The compliance conundrum

In the wake of recent high-profile corporate failures and fraud, information-management initiatives are enjoying renewed interest and investment. Jason Schofield looks at the challenges that lie ahead.

These are anxious times. Hardly a week goes by without another story about a company that has failed to conform to the latest compliance regulations.

Corporate failures and fraud, from Enron to Shell, from WorldCom to Nortel, are making companies more aware of the need to secure their electronic data. Whether you’re a public-sector organisation that needs to meet the forthcoming demands of the UK Freedom of Information Act, a CFO losing sleep over section 404 of the Sarbanes-Oxley Act or a financial institution that needs to comply with Basel II, the underlying message is clear – develop effective and transparent information-management practices or risk the consequences of non-compliance.

In the past, IT departments have often struggled to justify, in monetary terms, the reasons for investing a lot of time and effort into changing information systems. Today, the maelstrom of incoming legislation governing how businesses handle data should provide CIOs/CTOs with myriad funding opportunities to drive organisational change and improvement.

According to a survey of 166 senior executives around the world, conducted by the Economist Intelligence Unit (EIU), 59 per cent of companies are investing heavily in their existing IT systems to meet compliance objectives, while 34 per cent are buying new systems.

But solutions will not be cheap. Preparing a medium-size or large bank for International Accounting Standards will cost between £15m and £60m says the EIU, and Sarbanes-Oxley, which affects those with a US listing, will cost £4.4m per organisation.

Basel II, meanwhile, which requires banks with international business lines to collect and analyse data from disparate systems, business units and geographies, with near real-time recall, could cost $2bn across Europe. The EIU study states that “Basel II alone is more complex than Y2K and euro projects”.

This would appear to be very good news for IT solution providers who are busy selling software on regulatory issues. The need to keep records of every communication entering and leaving the organisation is spurring interest in document-capture and records-management systems, while the requirement to provide clear audit trails is expected to drive uptake of single-sign-on systems. Content-management systems, which help control the document-management lifecycle, and search tools, will also play key roles.

With a glut of compliance solutions entering the marketplace, however, it’s important that companies do not view new regulations as a burden or a cost centre. Those organisations that look beyond the minimum compliance requirements of various regulations will reap the benefits of improved records-management and information-management practices and disciplines, higher standards of customer service, and better internal communications and information sharing. A holistic approach to information management will also protect companies from forthcoming legislation.

But vendors will have to work hard to persuade corporate buyers. Burned by broken promises and bewildered by a dizzying array of hardware and software that’s still underused, they are more sceptical than ever before.

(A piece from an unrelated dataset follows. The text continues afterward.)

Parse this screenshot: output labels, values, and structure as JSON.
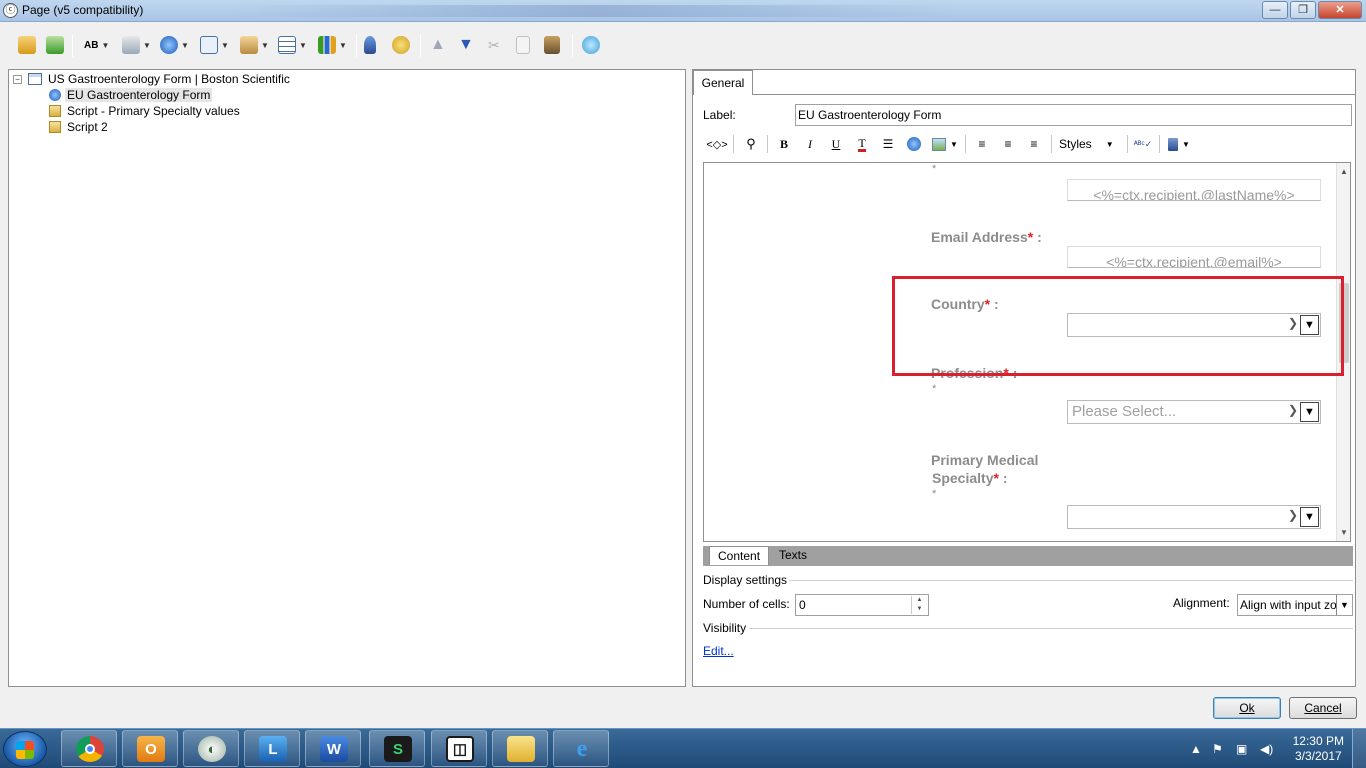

As CIOs, CFOs and other executives deliberate on how to deal with the demands and costs of complying, it’s worth remembering that compliance is not solely an IT solution. The EIU survey indicates that top of investment priorities is ‘employee training’, cited by 65 per cent of respondents. Continuing this theme of non-IT investments, 49 per cent said they would be ‘revising products and services to meet new regulatory requirements’, 38 per cent said they would be ‘employing specialists in risk analysis’ and 34 per cent mentioned ‘expansion of the compliance department’.

Analysts are quick to point out that compliance issues will also affect smaller companies. Having witnessed the collapse of corporate giants in recent years, a growing number of privately held companies are adopting corporate-governance practices and incorporating accounting standards stipulated by Sarbanes-Oxley, even though they are exempt from the law’s requirements. Such organisations are acutely aware that compliance with Sarbanes-Oxley is a precondition for going public, being acquired or raising money from venture capitalists. Some of these companies are also adding outside directors to their boards to strengthen their defences against corruption.

And if there is any doubt over the longevity of the compliance market, we need only look to the US, which passed 4,000 new regulations dealing with records management last year alone. In Europe, the forthcoming Environmental Information Regulations and a new auditing directive from the European Commission, announced as recently as March 2004, are merely signs of things to come.